What is an Attestation of Compliance?

What an Attestation of Compliance Is

An Attestation of Compliance (AoC) is a formal declaration that an organisation has been assessed against the PCI DSS requirements and has been found to be compliant at the time of the assessment. It is the official document that proves you have done the work -- implemented the security controls, undergone the assessment, and met the standard.

Think of it as a certificate of completion. It does not describe every technical detail of how you achieved compliance (that is covered in the Report on Compliance or SAQ), but it provides the summary statement that acquiring banks, card brands, and business partners need to see.

Who Needs an AoC

Every organisation that processes, stores, or transmits cardholder data needs to validate its PCI DSS compliance, and the AoC is the document that records that validation. This includes merchants of all sizes, payment service providers, payment gateways, hosting providers, and any other entity in the payment chain.

In practical terms, your acquiring bank or payment processor will periodically ask for your AoC to confirm that you are compliant. If you cannot produce a valid, current AoC, you may face increased fees, restrictions on your ability to process transactions, or penalties from the card brands.

How the AoC Is Created

The process for producing an AoC depends on your organisation's size and compliance level.

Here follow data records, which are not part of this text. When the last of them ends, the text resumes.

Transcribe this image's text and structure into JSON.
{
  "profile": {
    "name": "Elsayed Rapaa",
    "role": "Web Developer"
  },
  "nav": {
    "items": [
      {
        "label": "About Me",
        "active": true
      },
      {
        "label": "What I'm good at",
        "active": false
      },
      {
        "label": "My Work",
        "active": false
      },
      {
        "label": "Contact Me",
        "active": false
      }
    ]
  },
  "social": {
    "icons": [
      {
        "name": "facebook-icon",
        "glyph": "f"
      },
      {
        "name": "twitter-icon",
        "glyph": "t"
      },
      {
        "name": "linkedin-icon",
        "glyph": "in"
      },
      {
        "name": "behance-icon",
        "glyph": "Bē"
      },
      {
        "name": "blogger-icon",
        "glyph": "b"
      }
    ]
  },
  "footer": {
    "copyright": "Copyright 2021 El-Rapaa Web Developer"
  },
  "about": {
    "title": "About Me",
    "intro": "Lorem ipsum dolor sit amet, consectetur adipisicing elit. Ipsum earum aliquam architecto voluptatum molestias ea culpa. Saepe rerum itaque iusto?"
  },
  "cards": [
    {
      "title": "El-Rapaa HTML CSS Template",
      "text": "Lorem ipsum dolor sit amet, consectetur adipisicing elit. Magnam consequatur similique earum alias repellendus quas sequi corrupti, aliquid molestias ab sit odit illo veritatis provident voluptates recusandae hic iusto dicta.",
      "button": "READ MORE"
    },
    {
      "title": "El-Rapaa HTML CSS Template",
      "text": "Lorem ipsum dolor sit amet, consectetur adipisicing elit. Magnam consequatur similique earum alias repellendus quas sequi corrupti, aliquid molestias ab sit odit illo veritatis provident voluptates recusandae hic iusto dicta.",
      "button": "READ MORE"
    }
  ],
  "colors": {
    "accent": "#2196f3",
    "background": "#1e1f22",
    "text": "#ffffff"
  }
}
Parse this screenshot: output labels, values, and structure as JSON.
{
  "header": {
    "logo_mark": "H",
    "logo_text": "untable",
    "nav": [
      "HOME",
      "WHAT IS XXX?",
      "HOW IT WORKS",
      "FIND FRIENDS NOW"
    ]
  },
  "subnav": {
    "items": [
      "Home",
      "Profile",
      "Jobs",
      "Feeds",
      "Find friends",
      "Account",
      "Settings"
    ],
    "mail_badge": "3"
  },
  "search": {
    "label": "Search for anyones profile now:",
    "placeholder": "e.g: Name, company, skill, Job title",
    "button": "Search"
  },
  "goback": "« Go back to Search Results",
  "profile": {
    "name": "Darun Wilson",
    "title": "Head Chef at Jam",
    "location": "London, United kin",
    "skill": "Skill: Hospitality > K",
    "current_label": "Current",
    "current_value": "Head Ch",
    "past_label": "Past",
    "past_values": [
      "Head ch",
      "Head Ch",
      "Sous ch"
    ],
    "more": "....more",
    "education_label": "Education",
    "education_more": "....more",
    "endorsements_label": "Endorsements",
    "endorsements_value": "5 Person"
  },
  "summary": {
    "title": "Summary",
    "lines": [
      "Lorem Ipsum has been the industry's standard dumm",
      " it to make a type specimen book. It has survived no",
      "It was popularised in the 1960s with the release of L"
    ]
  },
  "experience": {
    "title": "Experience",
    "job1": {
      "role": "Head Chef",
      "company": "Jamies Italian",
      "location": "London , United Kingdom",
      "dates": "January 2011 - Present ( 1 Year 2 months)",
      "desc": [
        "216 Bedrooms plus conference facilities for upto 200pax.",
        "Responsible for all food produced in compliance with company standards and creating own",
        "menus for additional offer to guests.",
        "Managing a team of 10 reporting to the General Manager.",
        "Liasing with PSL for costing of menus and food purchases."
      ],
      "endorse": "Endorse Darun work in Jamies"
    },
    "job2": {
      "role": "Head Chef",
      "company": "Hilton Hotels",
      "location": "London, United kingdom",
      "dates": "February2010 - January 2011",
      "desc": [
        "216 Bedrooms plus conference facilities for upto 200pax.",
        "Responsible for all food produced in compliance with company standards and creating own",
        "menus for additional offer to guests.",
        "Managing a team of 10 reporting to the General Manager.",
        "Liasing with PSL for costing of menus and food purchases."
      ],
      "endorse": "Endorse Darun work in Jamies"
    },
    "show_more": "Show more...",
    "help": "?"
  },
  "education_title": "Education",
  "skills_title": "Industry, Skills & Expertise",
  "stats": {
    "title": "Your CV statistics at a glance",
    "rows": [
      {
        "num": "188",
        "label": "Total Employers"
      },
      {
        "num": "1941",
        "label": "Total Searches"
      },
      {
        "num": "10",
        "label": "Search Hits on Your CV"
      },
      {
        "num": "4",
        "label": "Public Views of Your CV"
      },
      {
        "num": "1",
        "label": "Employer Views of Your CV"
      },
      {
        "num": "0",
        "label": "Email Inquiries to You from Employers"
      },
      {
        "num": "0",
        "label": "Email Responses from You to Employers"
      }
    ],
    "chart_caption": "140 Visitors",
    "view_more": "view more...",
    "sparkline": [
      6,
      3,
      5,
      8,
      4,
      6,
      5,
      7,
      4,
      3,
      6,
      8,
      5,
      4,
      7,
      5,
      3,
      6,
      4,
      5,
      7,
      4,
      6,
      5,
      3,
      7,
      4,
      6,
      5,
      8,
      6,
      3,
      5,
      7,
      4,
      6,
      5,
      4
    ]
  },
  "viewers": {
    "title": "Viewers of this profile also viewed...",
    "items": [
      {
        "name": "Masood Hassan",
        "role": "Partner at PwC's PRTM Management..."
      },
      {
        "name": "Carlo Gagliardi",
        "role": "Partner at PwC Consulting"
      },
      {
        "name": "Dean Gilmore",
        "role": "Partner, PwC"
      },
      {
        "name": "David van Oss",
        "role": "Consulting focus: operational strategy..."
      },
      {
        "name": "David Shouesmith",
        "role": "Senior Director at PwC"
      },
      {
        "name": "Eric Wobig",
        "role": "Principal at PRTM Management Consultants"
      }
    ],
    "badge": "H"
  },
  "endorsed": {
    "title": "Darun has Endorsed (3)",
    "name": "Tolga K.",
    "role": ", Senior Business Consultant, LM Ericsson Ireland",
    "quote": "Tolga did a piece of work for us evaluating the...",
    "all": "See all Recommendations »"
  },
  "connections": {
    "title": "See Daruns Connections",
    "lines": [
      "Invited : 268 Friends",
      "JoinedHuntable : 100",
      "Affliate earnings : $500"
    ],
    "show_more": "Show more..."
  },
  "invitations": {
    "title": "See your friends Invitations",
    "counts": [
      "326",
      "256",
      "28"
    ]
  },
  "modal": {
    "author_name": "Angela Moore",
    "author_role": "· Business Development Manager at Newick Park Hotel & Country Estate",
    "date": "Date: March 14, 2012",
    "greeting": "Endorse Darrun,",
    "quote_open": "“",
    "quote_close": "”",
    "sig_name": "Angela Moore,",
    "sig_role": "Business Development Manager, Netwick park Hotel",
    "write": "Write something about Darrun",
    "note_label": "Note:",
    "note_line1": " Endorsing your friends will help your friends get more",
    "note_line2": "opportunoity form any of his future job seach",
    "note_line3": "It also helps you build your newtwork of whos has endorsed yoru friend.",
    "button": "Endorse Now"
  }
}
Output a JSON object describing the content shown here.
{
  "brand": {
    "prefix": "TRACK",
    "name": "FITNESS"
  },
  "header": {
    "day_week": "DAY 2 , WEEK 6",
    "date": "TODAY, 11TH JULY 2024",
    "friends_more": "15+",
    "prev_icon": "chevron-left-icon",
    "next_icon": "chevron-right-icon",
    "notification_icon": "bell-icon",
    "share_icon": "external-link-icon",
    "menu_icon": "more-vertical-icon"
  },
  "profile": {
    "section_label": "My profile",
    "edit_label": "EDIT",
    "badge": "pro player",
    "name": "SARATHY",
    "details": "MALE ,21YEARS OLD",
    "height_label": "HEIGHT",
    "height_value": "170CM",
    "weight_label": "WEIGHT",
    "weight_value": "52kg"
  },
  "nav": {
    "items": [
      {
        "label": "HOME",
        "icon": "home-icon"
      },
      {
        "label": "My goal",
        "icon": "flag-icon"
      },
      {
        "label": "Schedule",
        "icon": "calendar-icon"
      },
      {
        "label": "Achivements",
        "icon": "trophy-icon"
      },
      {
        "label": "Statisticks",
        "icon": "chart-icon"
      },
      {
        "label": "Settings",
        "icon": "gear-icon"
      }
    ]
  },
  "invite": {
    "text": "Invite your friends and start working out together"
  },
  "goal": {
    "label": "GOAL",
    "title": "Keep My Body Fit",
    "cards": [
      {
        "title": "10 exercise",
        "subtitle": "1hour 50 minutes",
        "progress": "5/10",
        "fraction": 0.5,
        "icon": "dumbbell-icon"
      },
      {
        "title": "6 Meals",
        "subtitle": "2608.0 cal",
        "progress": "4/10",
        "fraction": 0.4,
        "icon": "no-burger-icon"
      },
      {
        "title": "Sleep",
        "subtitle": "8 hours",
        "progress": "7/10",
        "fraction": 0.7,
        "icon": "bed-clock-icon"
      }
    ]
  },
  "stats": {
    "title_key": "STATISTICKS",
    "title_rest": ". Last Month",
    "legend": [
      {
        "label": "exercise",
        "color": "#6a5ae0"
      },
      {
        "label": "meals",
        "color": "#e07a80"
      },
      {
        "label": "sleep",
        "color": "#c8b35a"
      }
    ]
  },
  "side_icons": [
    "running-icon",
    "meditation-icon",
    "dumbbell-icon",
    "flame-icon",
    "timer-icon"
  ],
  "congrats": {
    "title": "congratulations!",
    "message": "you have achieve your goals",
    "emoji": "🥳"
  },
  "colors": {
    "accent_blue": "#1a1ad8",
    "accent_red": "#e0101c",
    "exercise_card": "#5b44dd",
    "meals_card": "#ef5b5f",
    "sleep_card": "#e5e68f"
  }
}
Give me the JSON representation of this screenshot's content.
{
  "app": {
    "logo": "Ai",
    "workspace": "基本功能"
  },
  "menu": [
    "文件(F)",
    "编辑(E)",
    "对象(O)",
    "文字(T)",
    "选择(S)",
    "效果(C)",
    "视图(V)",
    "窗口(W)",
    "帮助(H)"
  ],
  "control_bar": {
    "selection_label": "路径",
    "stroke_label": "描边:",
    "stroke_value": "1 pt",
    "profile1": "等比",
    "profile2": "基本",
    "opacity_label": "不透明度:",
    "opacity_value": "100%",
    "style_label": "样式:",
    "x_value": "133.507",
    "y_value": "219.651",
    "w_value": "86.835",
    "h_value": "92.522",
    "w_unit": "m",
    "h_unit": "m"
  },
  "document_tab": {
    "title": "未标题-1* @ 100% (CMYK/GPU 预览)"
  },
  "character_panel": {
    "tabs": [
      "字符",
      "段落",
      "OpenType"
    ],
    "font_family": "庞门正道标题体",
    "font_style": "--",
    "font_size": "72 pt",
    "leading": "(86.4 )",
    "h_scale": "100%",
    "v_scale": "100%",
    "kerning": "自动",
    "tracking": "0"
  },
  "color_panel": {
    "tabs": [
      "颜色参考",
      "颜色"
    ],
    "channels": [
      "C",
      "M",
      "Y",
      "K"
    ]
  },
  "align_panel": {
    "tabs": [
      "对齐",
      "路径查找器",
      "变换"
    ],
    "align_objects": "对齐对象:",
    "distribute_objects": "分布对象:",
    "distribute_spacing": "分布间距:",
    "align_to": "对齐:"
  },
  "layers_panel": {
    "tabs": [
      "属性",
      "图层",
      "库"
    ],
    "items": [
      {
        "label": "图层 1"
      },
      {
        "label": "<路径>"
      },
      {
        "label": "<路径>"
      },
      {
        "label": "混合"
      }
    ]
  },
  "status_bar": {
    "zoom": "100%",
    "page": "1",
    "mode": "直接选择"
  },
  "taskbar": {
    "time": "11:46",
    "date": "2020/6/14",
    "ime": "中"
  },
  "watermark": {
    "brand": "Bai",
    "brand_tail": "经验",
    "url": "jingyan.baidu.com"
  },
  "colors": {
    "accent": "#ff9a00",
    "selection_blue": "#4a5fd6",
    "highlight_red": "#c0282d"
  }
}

For Level 1 Merchants and Service Providers

Level 1 organisations -- typically those processing more than six million transactions per year -- must undergo a full on-site assessment conducted by a Qualified Security Assessor (QSA). The QSA examines every aspect of the cardholder data environment, tests controls, reviews documentation, and interviews staff. At the conclusion of the assessment, the QSA produces both a Report on Compliance (RoC), which is a detailed document running to hundreds of pages, and the AoC, which summarises the findings.

For Smaller Merchants

Merchants at Levels 2, 3, and 4 typically validate compliance through a Self-Assessment Questionnaire (SAQ). The SAQ is a structured set of yes/no questions that the merchant completes to confirm they meet the relevant PCI DSS requirements. Each SAQ type has its own corresponding AoC template that the merchant signs once the questionnaire is complete.

What the AoC Contains

While the format varies slightly depending on whether it accompanies a RoC or an SAQ, every AoC includes the following key information.

• Organisation details The legal name, trading names, and contact information of the assessed entity
• Assessment scope A description of what was assessed, including the systems, networks, and processes covered
• Assessment date When the assessment was completed -- this is important because PCI DSS compliance is a point-in-time validation, not a permanent status
• Compliance status Whether the organisation was found to be compliant, non-compliant, or compliant with compensating controls
• QSA details For Level 1 assessments, the name and credentials of the QSA firm and the individual assessor who conducted the assessment
• Signature The AoC is signed by an authorised representative of the assessed organisation (and by the QSA for Level 1 assessments), confirming the accuracy of the information

How Long an AoC Is Valid

An AoC is valid for one year from the date of the assessment. After that, the organisation must undergo a new assessment and produce a fresh AoC to maintain its compliant status. This annual cycle ensures that security controls are regularly reviewed and that organisations do not become complacent after achieving compliance once.

It is worth emphasising that PCI DSS compliance is not a one-and-done exercise. The AoC confirms compliance at a specific point in time. The organisation is expected to maintain its controls continuously throughout the year, not just during the assessment period.

AoC and Telephone Payments

For businesses that take payments over the phone, the scope of the AoC depends heavily on how card data is captured and handled during calls. If agents manually type card details into a virtual terminal, the agent workstations, telephony systems, call recordings, and local network all fall within the assessment scope. This typically means a more complex SAQ (such as SAQ C or SAQ D) and a correspondingly detailed AoC.

By contrast, organisations that use DTMF masking to prevent card data from entering their environment can often qualify for the simpler SAQ A. The AoC in this case covers a much smaller scope because the cardholder data never touches the merchant's systems -- it is captured by the payment provider's PCI DSS Level 1 certified platform and routed directly to the processor.

This difference can be transformative. A SAQ D assessment might involve hundreds of individual requirements and weeks of preparation. A SAQ A assessment, by contrast, covers a fraction of those requirements and can often be completed in a matter of days.

Sharing Your AoC

Your AoC is typically shared with your acquiring bank, payment processor, and any business partners who need assurance that you handle card data securely. It is common for organisations to be asked for their AoC during vendor due diligence, contract negotiations, or when onboarding new clients.

While the AoC itself is not usually considered confidential, the underlying Report on Compliance or completed SAQ contains detailed technical information about your security controls and should be shared with more caution. Most organisations share the AoC freely but limit access to the full RoC or SAQ to parties who genuinely need it.